Mr-Styles commented 1 year ago

Does not matter how I edit the data I'm using, running structured learning produces nothing; just with statistical noise some structure would have emerged.

erdogant commented 1 year ago

Can you demonstrate your issue with an example?Here are the docs with examples that should work.

Mr-Styles commented 1 year ago

I used your introduction examples:

model_hc_bic = bn.structure_learning.fit(train_df, methodtype='hc', scoretype='bic')

adjacency matrix:

model_hc_bic['adjmat']

plot model

G = bn.plot(model_hc_bic)

Result: Ajacemcy all FALSE. [bnlearn] >Computing best DAG using [hc] [bnlearn] >Set scoring type at [bic] [bnlearn] >Compute structure scores for model comparison (higher is better). [bnlearn]> Nothing to plot because no edges are present between nodes.

While not the same package, the R version of BNLearn works on this data.

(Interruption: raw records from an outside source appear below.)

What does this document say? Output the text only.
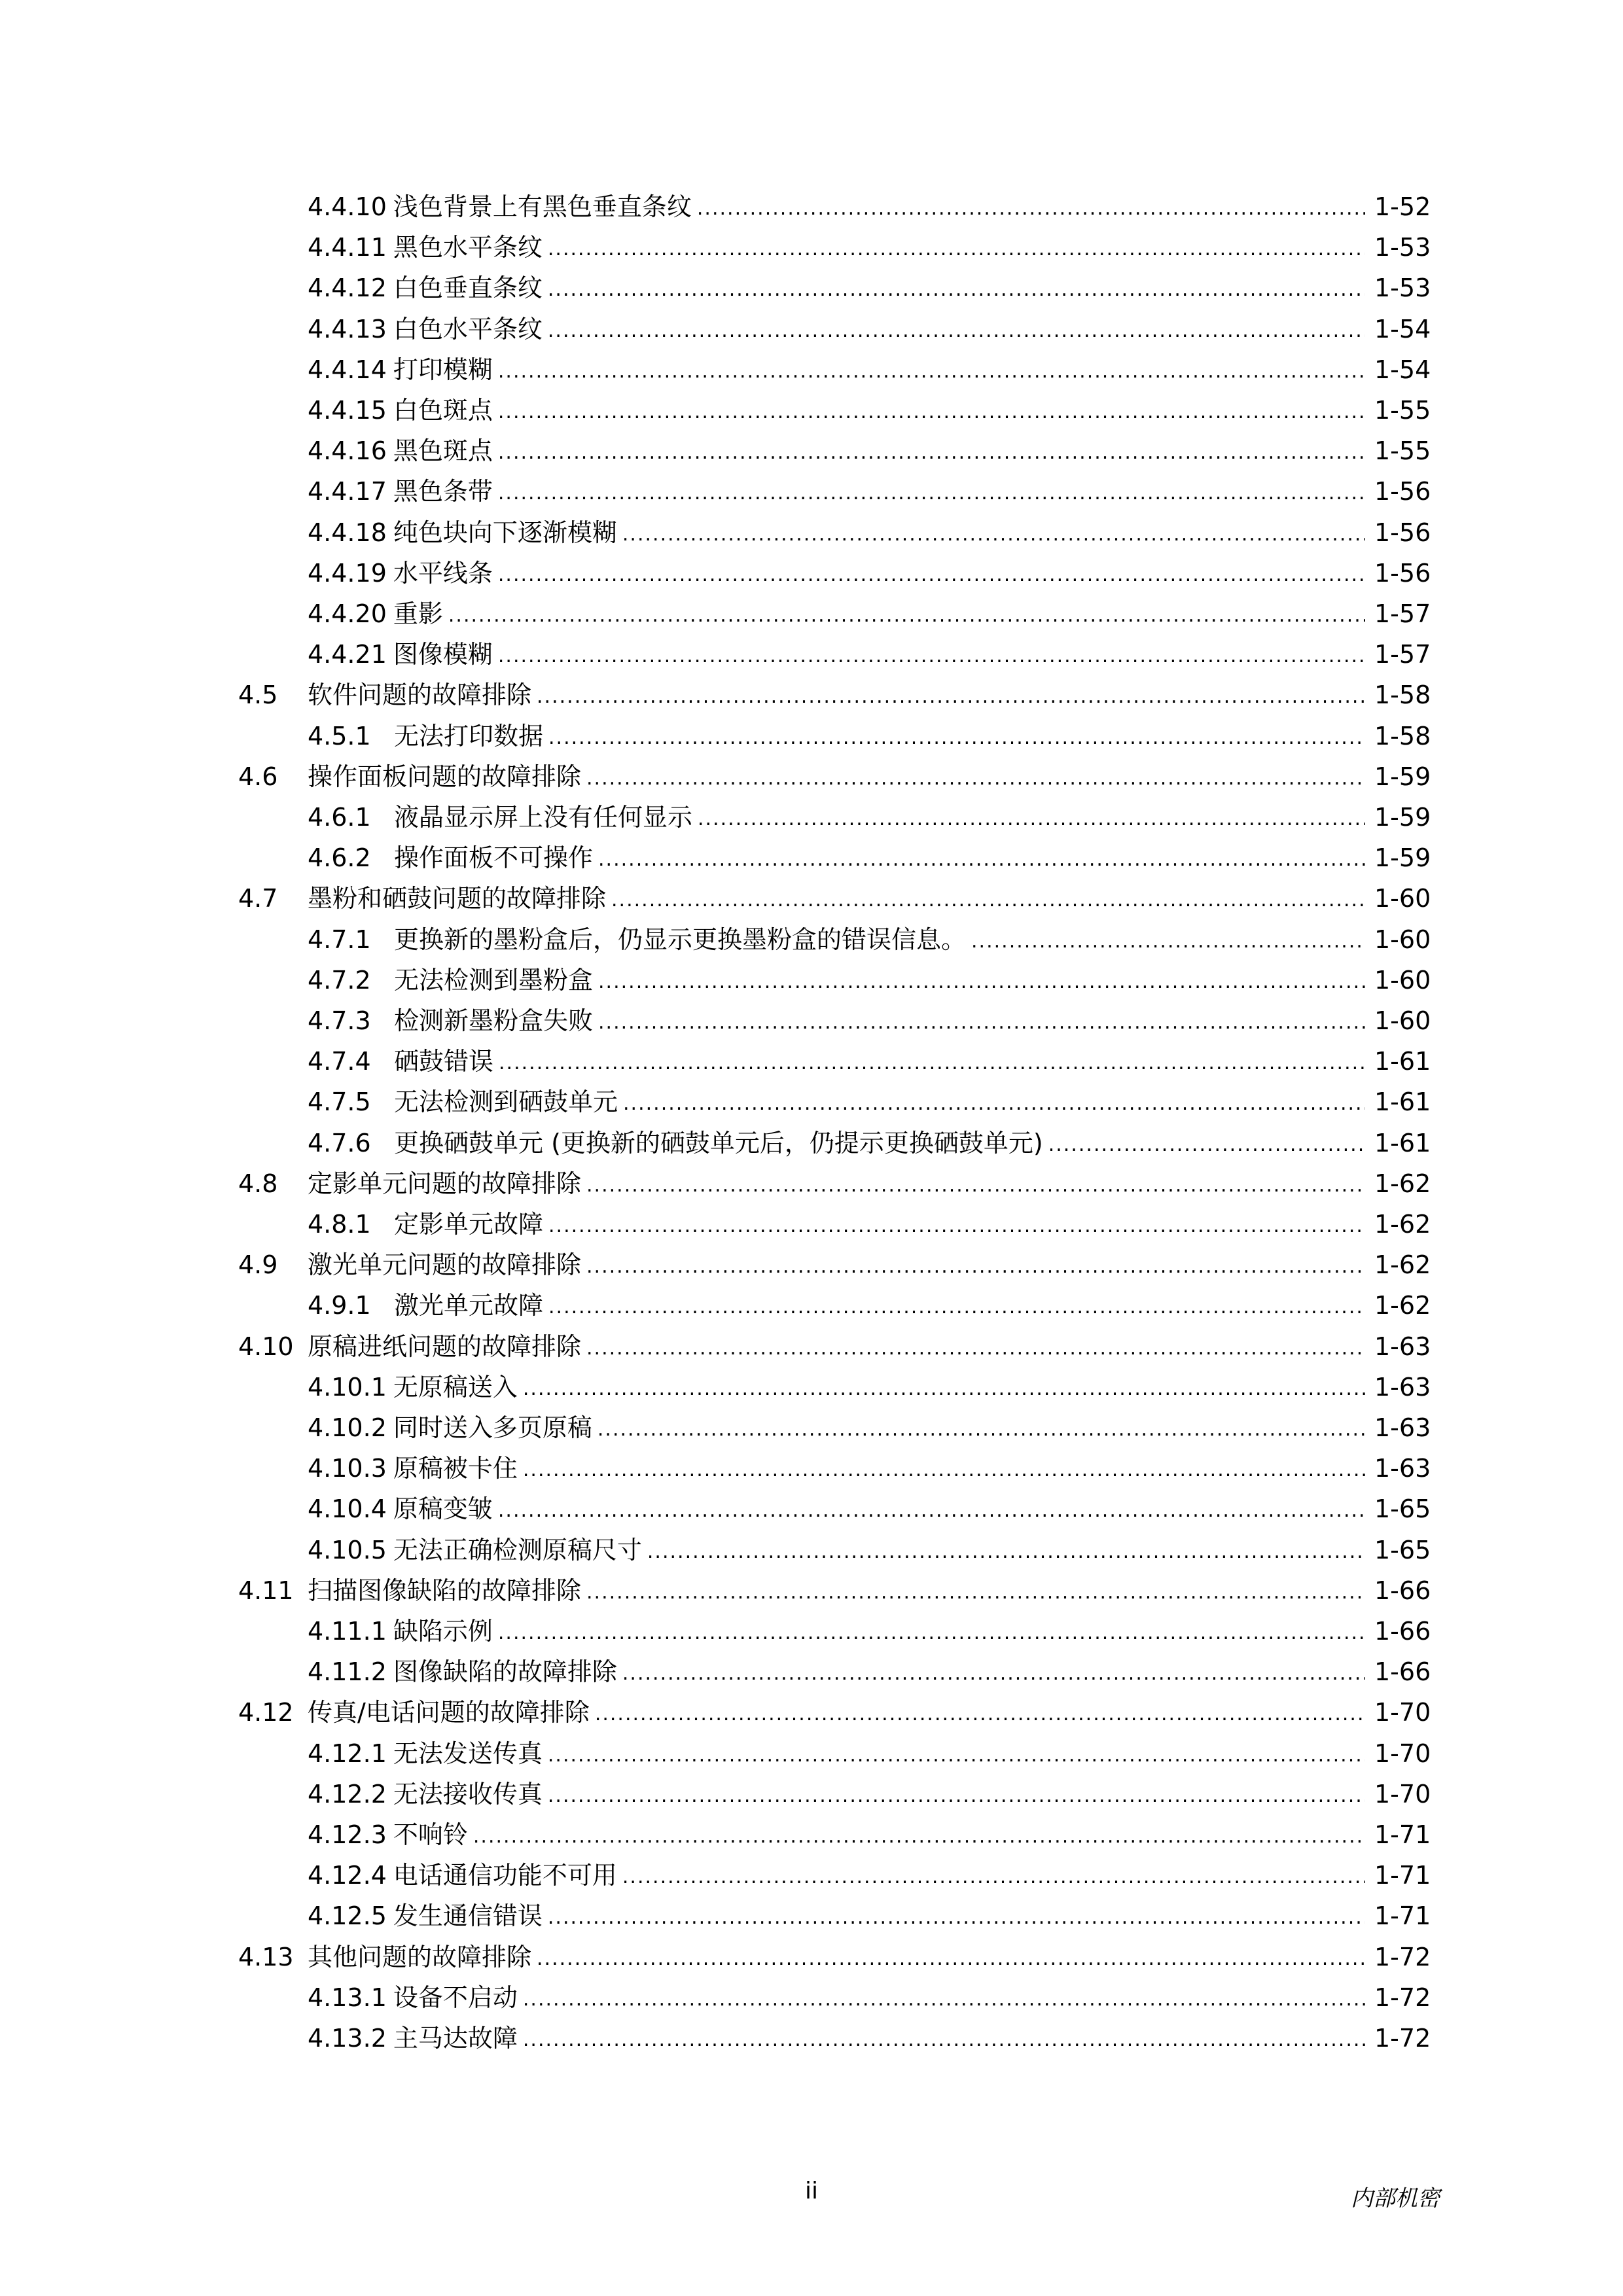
4.4.10 浅色背景上有黑色垂直条纹 .....	1-52
4.4.11 黑色水平条纹 .....	1-53
4.4.12 白色垂直条纹 .....	1-53
4.4.13 白色水平条纹 .....	1-54
4.4.14 打印模糊 .....	1-54
4.4.15 白色斑点 .....	1-55
4.4.16 黑色斑点 .....	1-55
4.4.17 黑色条带 .....	1-56
4.4.18 纯色块向下逐渐模糊 .....	1-56
4.4.19 水平线条 .....	1-56
4.4.20 重影 .....	1-57
4.4.21 图像模糊 .....	1-57
4.5	软件问题的故障排除 .....	1-58
4.5.1 无法打印数据 .....	1-58
4.6	操作面板问题的故障排除 .....	1-59
4.6.1 液晶显示屏上没有任何显示 .....	1-59
4.6.2 操作面板不可操作 .....	1-59
4.7	墨粉和硒鼓问题的故障排除 .....	1-60
4.7.1 更换新的墨粉盒后，仍显示更换墨粉盒的错误信息。 .....	1-60
4.7.2 无法检测到墨粉盒 .....	1-60
4.7.3 检测新墨粉盒失败 .....	1-60
4.7.4 硒鼓错误 .....	1-61
4.7.5 无法检测到硒鼓单元 .....	1-61
4.7.6 更换硒鼓单元 (更换新的硒鼓单元后，仍提示更换硒鼓单元) .....	1-61
4.8	定影单元问题的故障排除 .....	1-62
4.8.1 定影单元故障 .....	1-62
4.9	激光单元问题的故障排除 .....	1-62
4.9.1 激光单元故障 .....	1-62
4.10 原稿进纸问题的故障排除 .....	1-63
4.10.1 无原稿送入 .....	1-63
4.10.2 同时送入多页原稿 .....	1-63
4.10.3 原稿被卡住 .....	1-63
4.10.4 原稿变皱 .....	1-65
4.10.5 无法正确检测原稿尺寸 .....	1-65
4.11 扫描图像缺陷的故障排除 .....	1-66
4.11.1 缺陷示例 .....	1-66
4.11.2 图像缺陷的故障排除 .....	1-66
4.12 传真/电话问题的故障排除 .....	1-70
4.12.1 无法发送传真 .....	1-70
4.12.2 无法接收传真 .....	1-70
4.12.3 不响铃 .....	1-71
4.12.4 电话通信功能不可用 .....	1-71
4.12.5 发生通信错误 .....	1-71
4.13 其他问题的故障排除 .....	1-72
4.13.1 设备不启动 .....	1-72
4.13.2 主马达故障 .....	1-72
ii	内部机密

erdogant commented 1 year ago

Which of the training examples is train_df?

Mr-Styles commented 1 year ago

Which of the training examples is train_df?

My own data; HillClimbSearch using pgmpy provides a structure as does the unrelated R library.

erdogant commented 1 year ago

I am closing this issue. When you have a working example to demonstrate this issue, feel free to re-open it. At this point, there is nothing I can do.